The brightest stars in the academic firmament these days tend not to be those asking the most interesting questions or providing the most tantalizing answers. Rather, they are those individuals or teams who can craft the grant proposals that fit most neatly into the categories that funding agencies – most often member agencies of the various Washington Science Salons – wish to encourage. To complete the analogy, they are the artists who routinely have their works accepted by the Salon de Paris. They paint what they are supposed to paint; they think what they are supposed to think.

Maybe it has always been so. Maybe that was what spooked President Eisenhower in the midst of the last century. I would like to believe that this was not always the case, that once universities were the places where the best and brightest followed the most creative twists of curious minds. But if it were once so, sadly, it is no longer. Grantsmanship has turned us into salesmanship. The salons are the markets, and the product for sale is our intellect.

Once we accept that sad fact, turning our back on the Washington Science Salon doesn’t seem quite so bizarre. Surely our universities still have more in common with the curiosity that drives the entrepreneurs of Silicon Valley than we have with the beliefs of the conservative political fundamentalists who control – at least for the next few years – the handouts of the Washington Science Salon. Why not pitch genuinely motivated “pure science” proposals to the Silicon Valley Salon?

Some of them already have the mechanism in place. Sure, they are in it for the money, but using the current funding models, so are the universities. Silicon Valley at least seems to realize that the market is driven by innovation, and that you innovate by turning the unfettered creative, intellectual exploration of wide-ranging ideas into something that may become products and processes people want. And furthermore, why do we need to limit ourselves to an alternative salon run by companies, even if those companies are larger and richer than most nations? We are a nation “of the people” aren’t we? How about crowdsourcing for science?

These are radical changes. Changes we would never have seriously considered had the Trump administration not decided to gut American science by creating an environment that is toxic to academic freedom. These are changes that most universities would – and will – initially resist since most large universities have patterned their research and fiscal practices and policies to stay in lockstep with the big funding salons in Washington. You do not bite the salon that feeds you. But what do you do when the salon declares that not only do you need to study what the salon decrees you need to study, but now you also need to present and publish only the answers that the Washington Science Salon believes to be true?

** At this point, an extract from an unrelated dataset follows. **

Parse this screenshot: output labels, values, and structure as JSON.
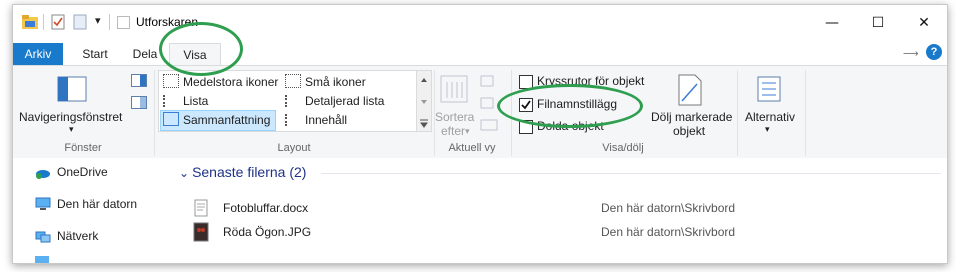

To break the chains of exclusivity currently enjoyed by the Washington Funding Salons and their slightly-less-dominant-but-allied corporate kin, universities would have to devise new models and processes designed to support relatively unfettered research. But surely, we can muster the will to do that. Just how deep does our institutional avarice and intellectual cowardice really run? Hopefully not that deep.

Trump seems determined to throw science under the bus and tell the eggheads, “You’re fired!” Certainly, we need to resist those appointments and budget cuts through the traditional routes of political activism. But the reality is that despite those efforts, there seems to be some free fall in the future. The least we can do is give some serious consideration as to how and where we choose to land.